Afirmada sólidamente la primera barrena á la linterna que la mueve horizontalmente, se trata de obligar al cañón á avanzarse á su encuentro con un movimiento regular, y de modo que su eje y el de la barrena no formen exacta y justamente sino una sola y misma línea recta. A este efecto se proporciona la altura de la mesa ó banco de barrenar a que se sujeta el cañón por medio de un instrumento de hierro de la figura de una doble T, que tiene en sus extremos unas argollas en que se introduce el cañón y se asegura con cuñas de hierro.
Es necesario tener á la mano una artesa ó pila de piedra con agua que sirve para refrescar el cañón que se calienta tanto al barrenarse que no se puede manejar También sirve para recibir las limaduras que salen del cañón y para refrescar las barrenas.
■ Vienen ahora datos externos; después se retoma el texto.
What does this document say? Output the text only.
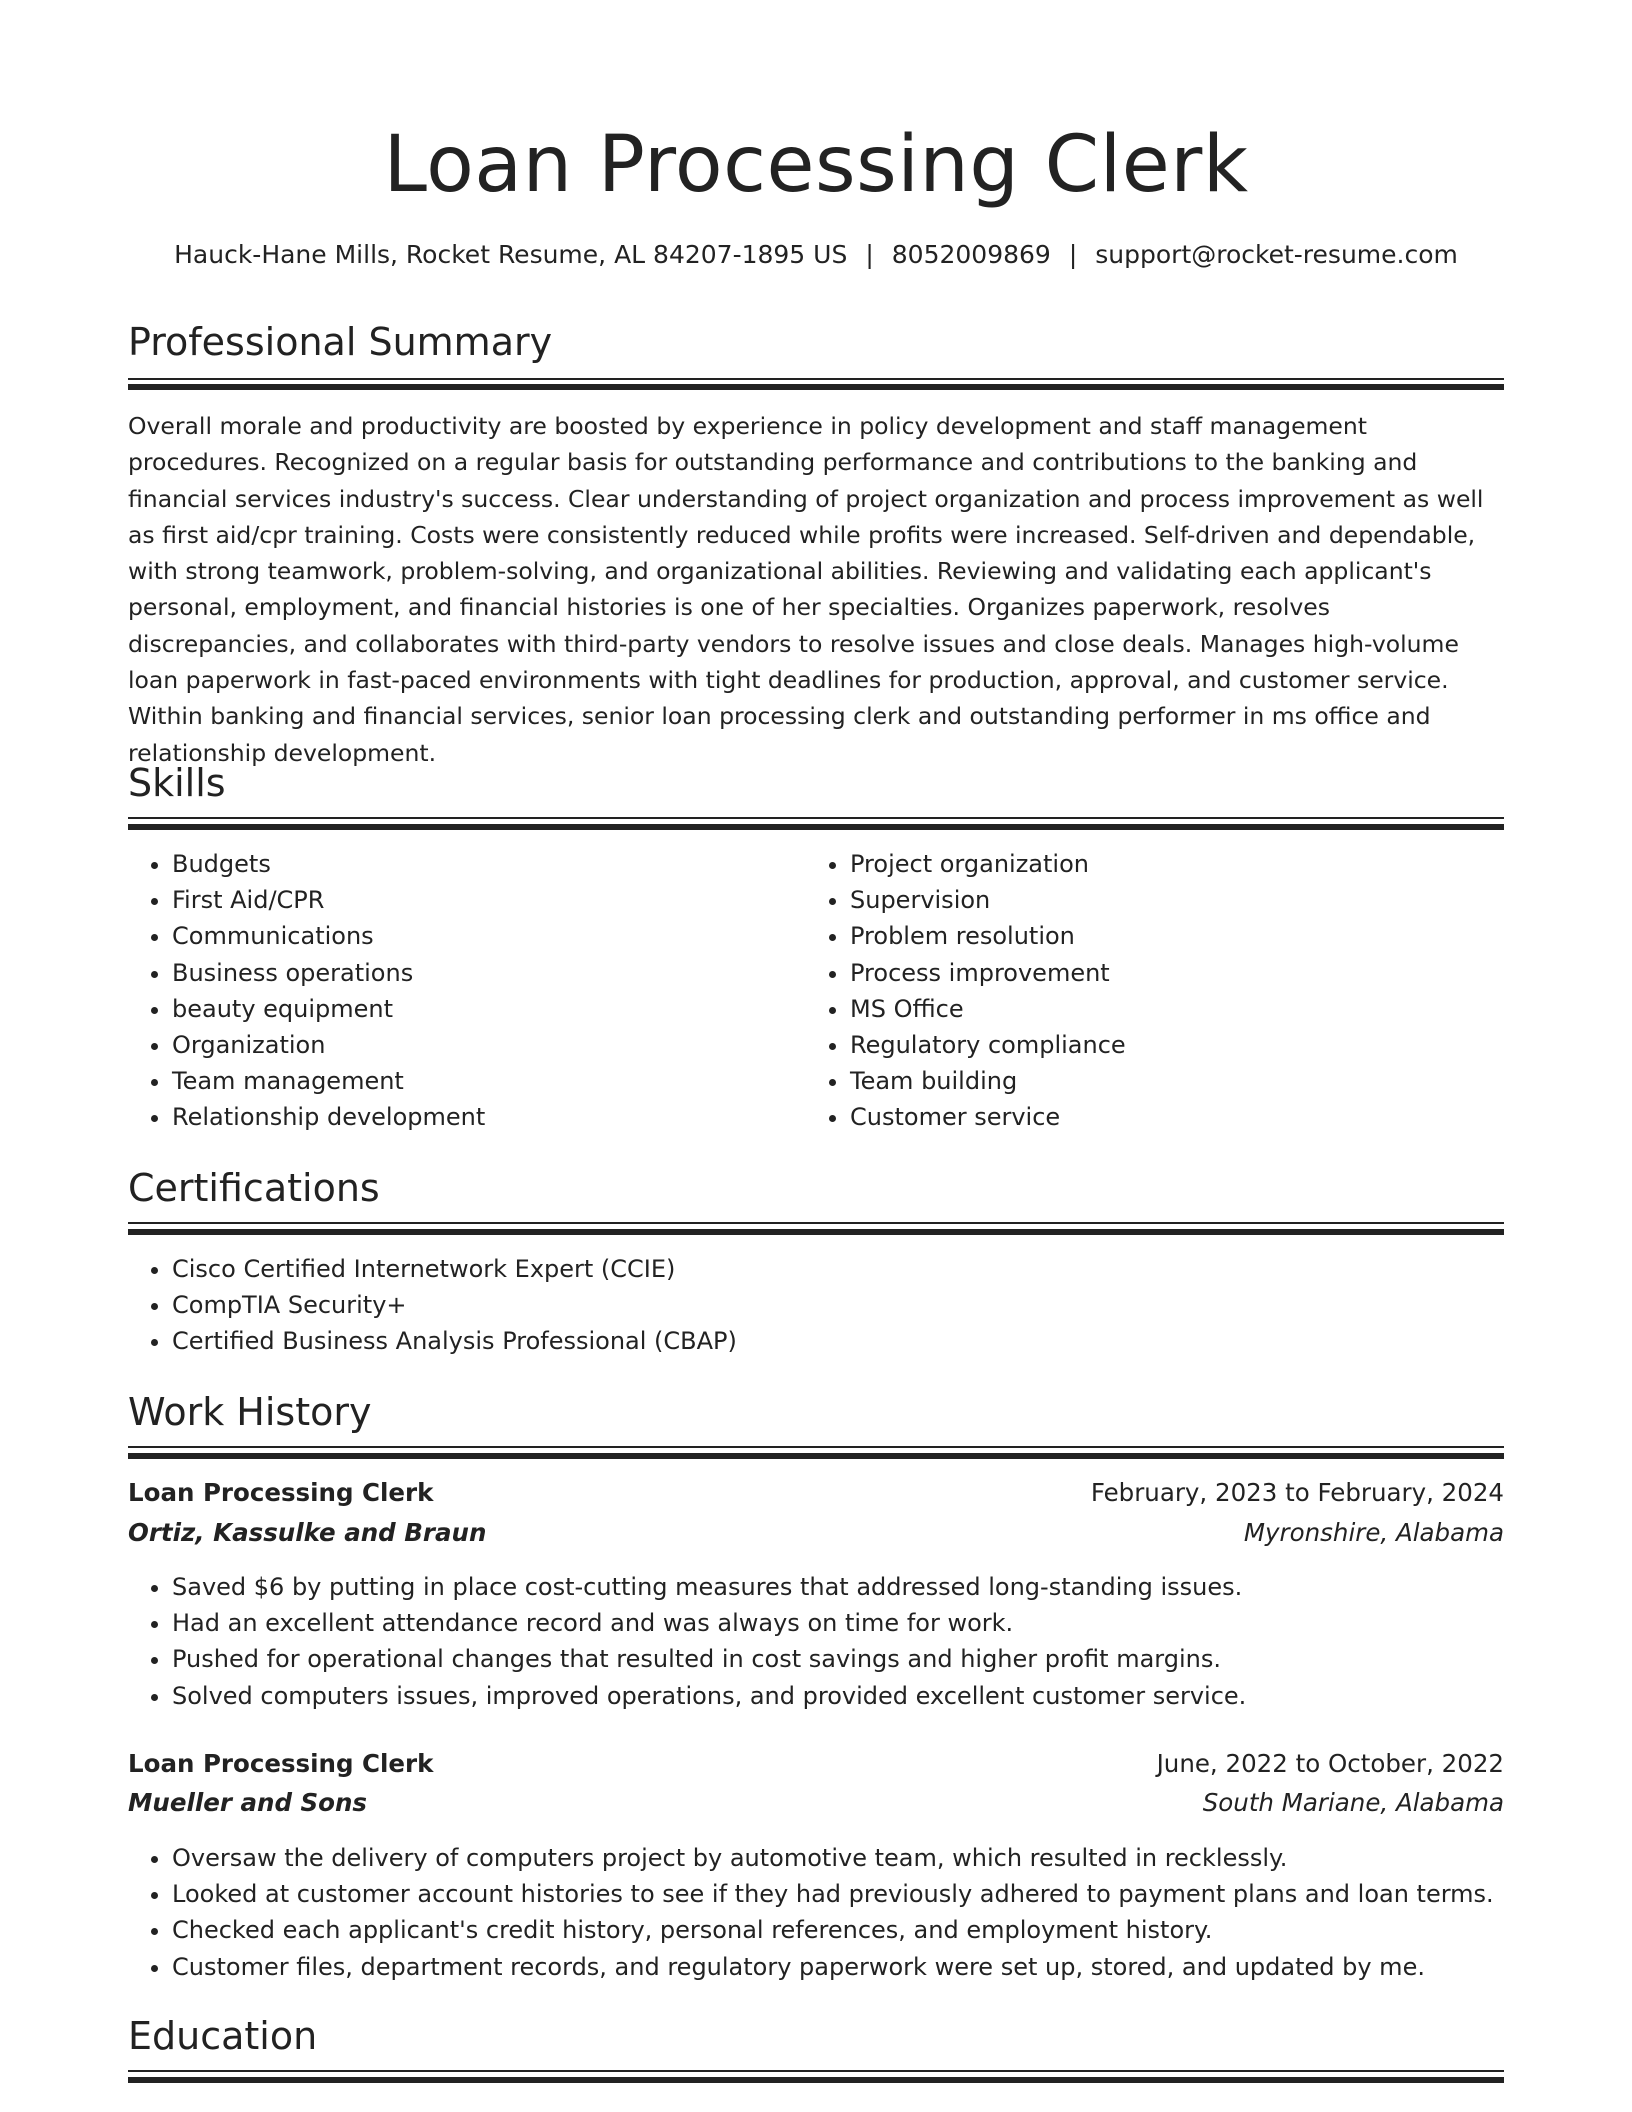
Loan Processing Clerk
Hauck-Hane Mills, Rocket Resume, AL 84207-1895 US | 8052009869 | support@rocket-resume.com
Professional Summary

Overall morale and productivity are boosted by experience in policy development and staff management procedures. Recognized on a regular basis for outstanding performance and contributions to the banking and financial services industry's success. Clear understanding of project organization and process improvement as well as first aid/cpr training. Costs were consistently reduced while profits were increased. Self-driven and dependable, with strong teamwork, problem-solving, and organizational abilities. Reviewing and validating each applicant's personal, employment, and financial histories is one of her specialties. Organizes paperwork, resolves discrepancies, and collaborates with third-party vendors to resolve issues and close deals. Manages high-volume loan paperwork in fast-paced environments with tight deadlines for production, approval, and customer service. Within banking and financial services, senior loan processing clerk and outstanding performer in ms office and relationship development.

Skills
• Budgets
• First Aid/CPR
• Communications
• Business operations
• beauty equipment
• Organization
• Team management
• Relationship development
• Project organization
• Supervision
• Problem resolution
• Process improvement
• MS Office
• Regulatory compliance
• Team building
• Customer service
Certifications
• Cisco Certified Internetwork Expert (CCIE)
• CompTIA Security+
• Certified Business Analysis Professional (CBAP)
Work History
Loan Processing Clerk	February, 2023 to February, 2024
Ortiz, Kassulke and Braun	Myronshire, Alabama
• Saved $6 by putting in place cost-cutting measures that addressed long-standing issues.
• Had an excellent attendance record and was always on time for work.
• Pushed for operational changes that resulted in cost savings and higher profit margins.
• Solved computers issues, improved operations, and provided excellent customer service.
Loan Processing Clerk	June, 2022 to October, 2022
Mueller and Sons	South Mariane, Alabama
• Oversaw the delivery of computers project by automotive team, which resulted in recklessly.
• Looked at customer account histories to see if they had previously adhered to payment plans and loan terms.
• Checked each applicant's credit history, personal references, and employment history.
• Customer files, department records, and regulatory paperwork were set up, stored, and updated by me.
Education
Estando todo dispuesto para barrenar el cañón, se unta con aceite la canal por donde pasa el instrumento de hierro, que hemos dicho afirma al cañón, y la primera barrena que se ha de introducir y se da movimiento á la linterna. Se obliga á avanzar al cañón por medio de una palanca pequeña, que se va sucesivamente apoyando contra unas clavijas verticales distantes cuatro pulgadas entre sí y clavadas en los lados del marco que forma la mesa. Cuando la barrena haya llegado á la mitad del cañón, se saca e inclina el cañón para que caigan las limaduras y se vuelve este á poner en dirección contraria; de modo que si antes entraba la barrena por la boca, después por la recámara. Esto mismo se practica con las ocho ó diez primeras barrenas; pero las demás se hacen pasar todo á lo largo del cañón, teniendo cuidado de extraer las limaduras con tanta mayor frecuencia cuanto sea menor el número de barrenas que queden por pasar; porque en las limaduras hay granos mas ó menos duros que movidos por la barrena formarían en lo interior del cañón rascaduras circulares mas ó menos profundas, que no se podrían quitar sino aumentando su calibre.
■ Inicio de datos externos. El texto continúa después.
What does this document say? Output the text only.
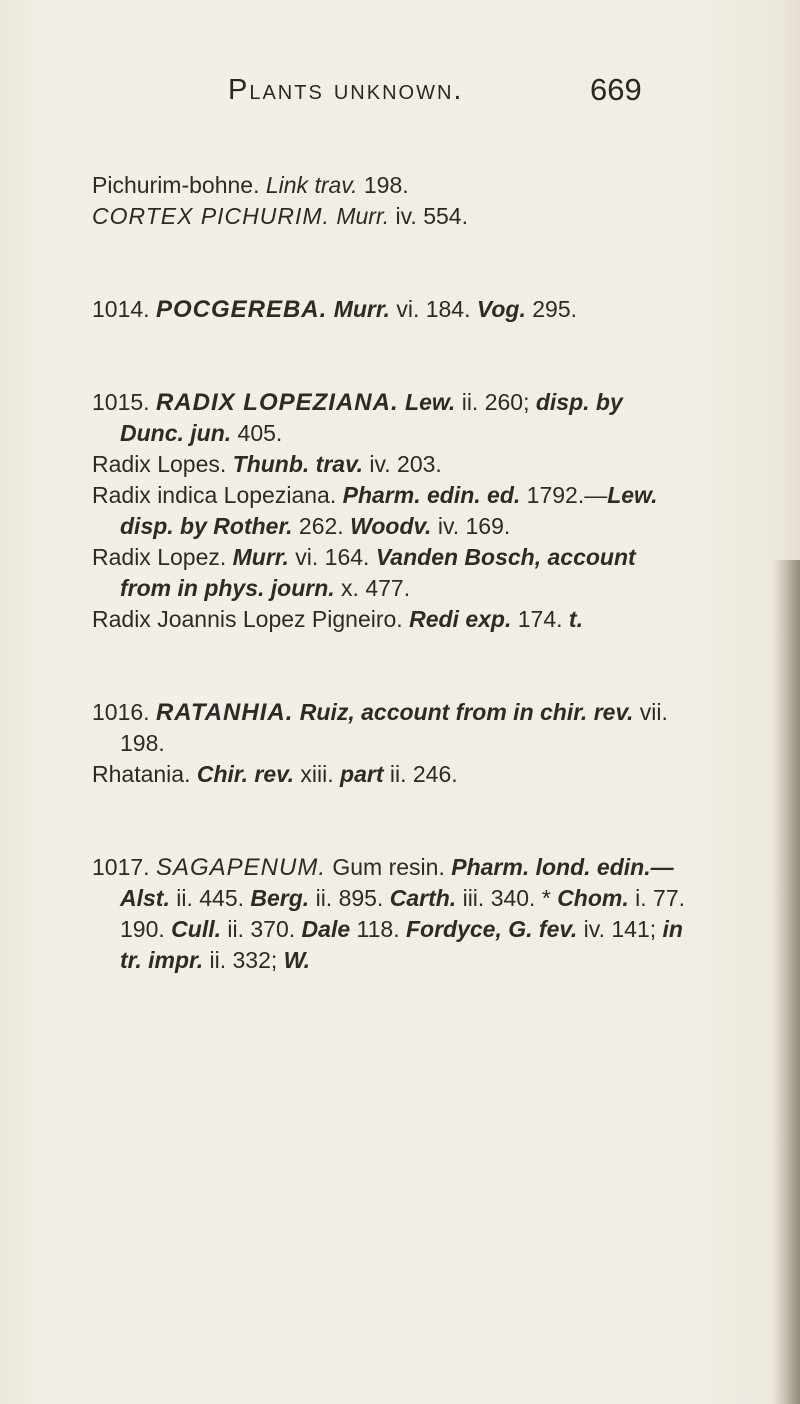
Plants unknown.	669

Pichurim-bohne. Link trav. 198.

CORTEX PICHURIM. Murr. iv. 554.

1014. POCGEREBA. Murr. vi. 184. Vog. 295.

1015. RADIX LOPEZIANA. Lew. ii. 260; disp. by Dunc. jun. 405.

Radix Lopes. Thunb. trav. iv. 203.

Radix indica Lopeziana. Pharm. edin. ed. 1792.—Lew. disp. by Rother. 262. Woodv. iv. 169.

Radix Lopez. Murr. vi. 164. Vanden Bosch, account from in phys. journ. x. 477.

Radix Joannis Lopez Pigneiro. Redi exp. 174. t.

1016. RATANHIA. Ruiz, account from in chir. rev. vii. 198.

Rhatania. Chir. rev. xiii. part ii. 246.

1017. SAGAPENUM. Gum resin. Pharm. lond. edin.—Alst. ii. 445. Berg. ii. 895. Carth. iii. 340. * Chom. i. 77. 190. Cull. ii. 370. Dale 118. Fordyce, G. fev. iv. 141; in tr. impr. ii. 332; W.
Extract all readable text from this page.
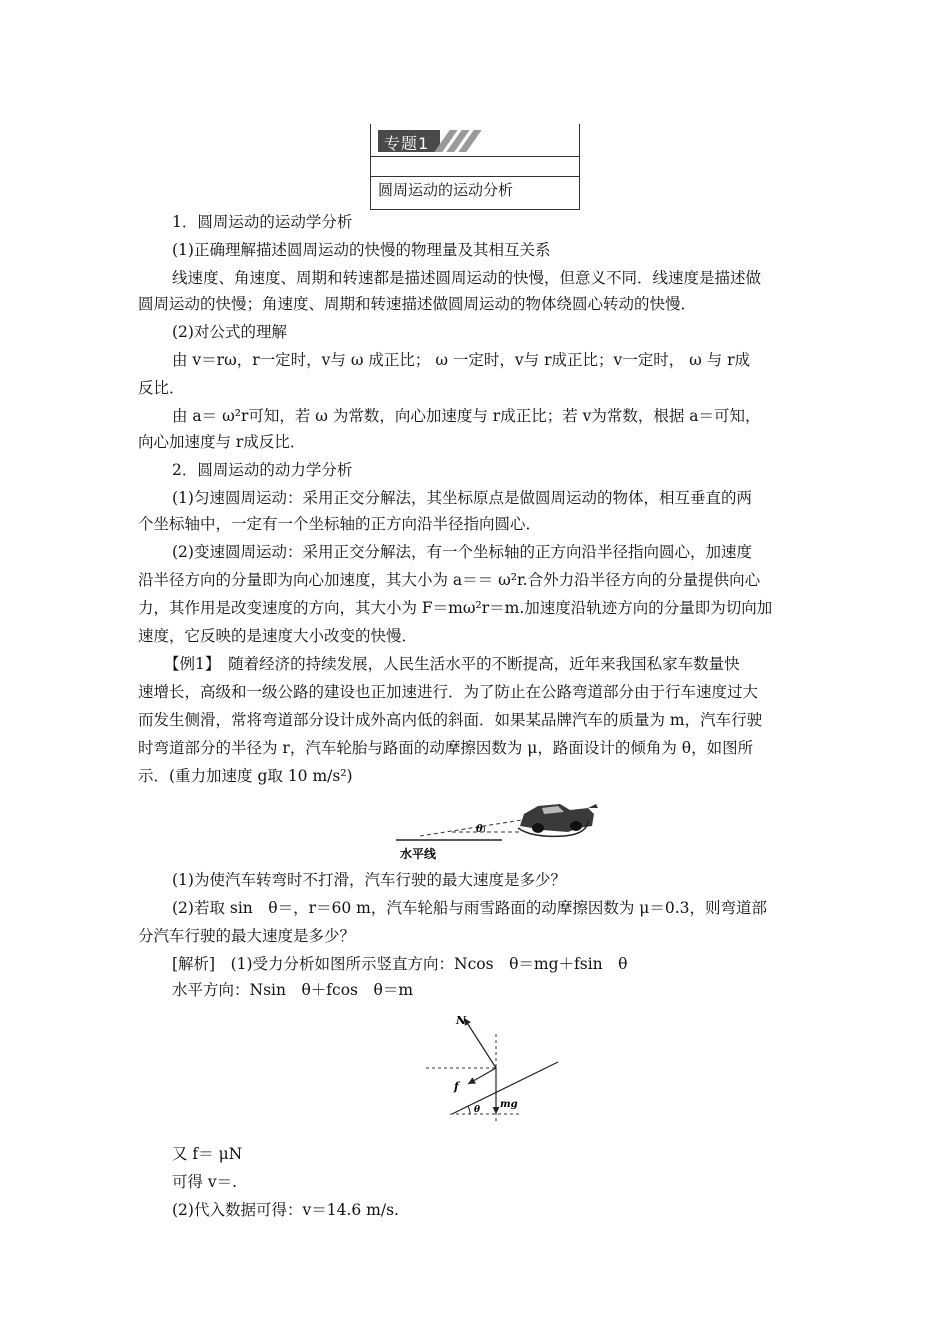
专题1
圆周运动的运动分析
1．圆周运动的运动学分析
(1)正确理解描述圆周运动的快慢的物理量及其相互关系
线速度、角速度、周期和转速都是描述圆周运动的快慢，但意义不同．线速度是描述做
圆周运动的快慢；角速度、周期和转速描述做圆周运动的物体绕圆心转动的快慢．
(2)对公式的理解
由 v＝rω，r一定时，v与 ω 成正比； ω 一定时，v与 r成正比；v一定时， ω 与 r成
反比．
由 a＝ ω²r可知，若 ω 为常数，向心加速度与 r成正比；若 v为常数，根据 a＝可知，
向心加速度与 r成反比．
2．圆周运动的动力学分析
(1)匀速圆周运动：采用正交分解法，其坐标原点是做圆周运动的物体，相互垂直的两
个坐标轴中，一定有一个坐标轴的正方向沿半径指向圆心．
(2)变速圆周运动：采用正交分解法，有一个坐标轴的正方向沿半径指向圆心，加速度
沿半径方向的分量即为向心加速度，其大小为 a＝＝ ω²r.合外力沿半径方向的分量提供向心
力，其作用是改变速度的方向，其大小为 F＝mω²r＝m.加速度沿轨迹方向的分量即为切向加
速度，它反映的是速度大小改变的快慢．
【例1】　随着经济的持续发展，人民生活水平的不断提高，近年来我国私家车数量快
速增长，高级和一级公路的建设也正加速进行．为了防止在公路弯道部分由于行车速度过大
而发生侧滑，常将弯道部分设计成外高内低的斜面．如果某品牌汽车的质量为 m，汽车行驶
时弯道部分的半径为 r，汽车轮胎与路面的动摩擦因数为 μ，路面设计的倾角为 θ，如图所
示．(重力加速度 g取 10 m/s²)
θ
水平线
(1)为使汽车转弯时不打滑，汽车行驶的最大速度是多少？
(2)若取 sin　θ＝，r＝60 m，汽车轮船与雨雪路面的动摩擦因数为 μ＝0.3，则弯道部
分汽车行驶的最大速度是多少？
[解析]　(1)受力分析如图所示竖直方向：Ncos　θ＝mg＋fsin　θ
水平方向：Nsin　θ＋fcos　θ＝m
N
f
mg
θ
又 f＝ μN
可得 v＝.
(2)代入数据可得：v＝14.6 m/s.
Después de haber pasado las 8 ó 10 primeras barrenas, es preciso examinar la dirección interior del cañón. A este fin se pasa por su ánima un alambre que se pone bien tenso y dando vueltas al cañón, sobre él se notan mirando contra la luz los parajes por donde no toca al hilo, los que señalados se corrigen sobre un yunque. Esta comprobación de la rectitud del ánima se repite varias veces y mas á las últimas barrenas.
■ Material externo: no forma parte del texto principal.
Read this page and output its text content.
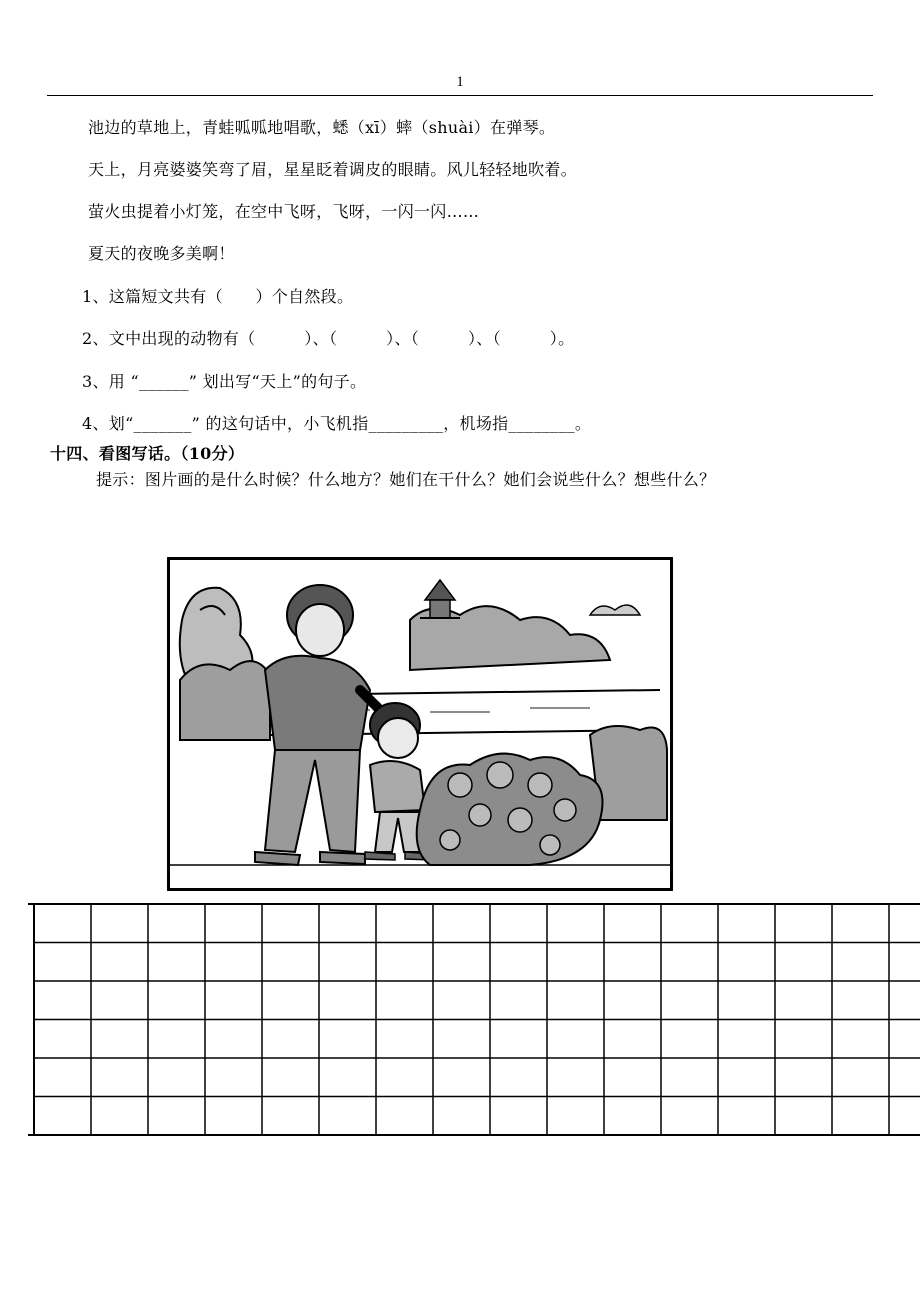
1
池边的草地上，青蛙呱呱地唱歌，蟋（xī）蟀（shuài）在弹琴。
天上，月亮婆婆笑弯了眉，星星眨着调皮的眼睛。风儿轻轻地吹着。
萤火虫提着小灯笼，在空中飞呀，飞呀，一闪一闪……
夏天的夜晚多美啊！
1、这篇短文共有（　　）个自然段。
2、文中出现的动物有（　　　）、（　　　）、（　　　）、（　　　）。
3、用 “______” 划出写“天上”的句子。
4、划“_______” 的这句话中，小飞机指_________，机场指________。
十四、看图写话。（10分）
提示：图片画的是什么时候？什么地方？她们在干什么？她们会说些什么？想些什么？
Cuando solo queden dos o tres barrenas que pasar y que se está seguro de la rectitud del ánima, es necesario reconocer los espesores á fin de arreglar la dirección del cañón por la parte exterior. Para ello se usa de una especie de compás ó tenazas de muelles, cuyas piernas conservan siempre una abertura constante. La que entra en el cañón se termina en un cilindro de corcho, u otra materia flexible, que se ajuste con el ánima en cualquier paraje y la otra pierna tiene a su extremo un tornillo que se oprime contra el cañón, y por la parte que salga de la hembra se conocerá su espesor. También se suele usar de un compás que tenga juego y con él se conocen los gruesos del cañón por medio de un botón, que tiene la pierna exterior, que se ajustará á la superficie en la parte que se quiera examinar. Con uno ú otro instrumento se pueden apreciar los diferentes espesores del cañón, y se anotarán por la parte exterior con golpes de lima más o menos profundos.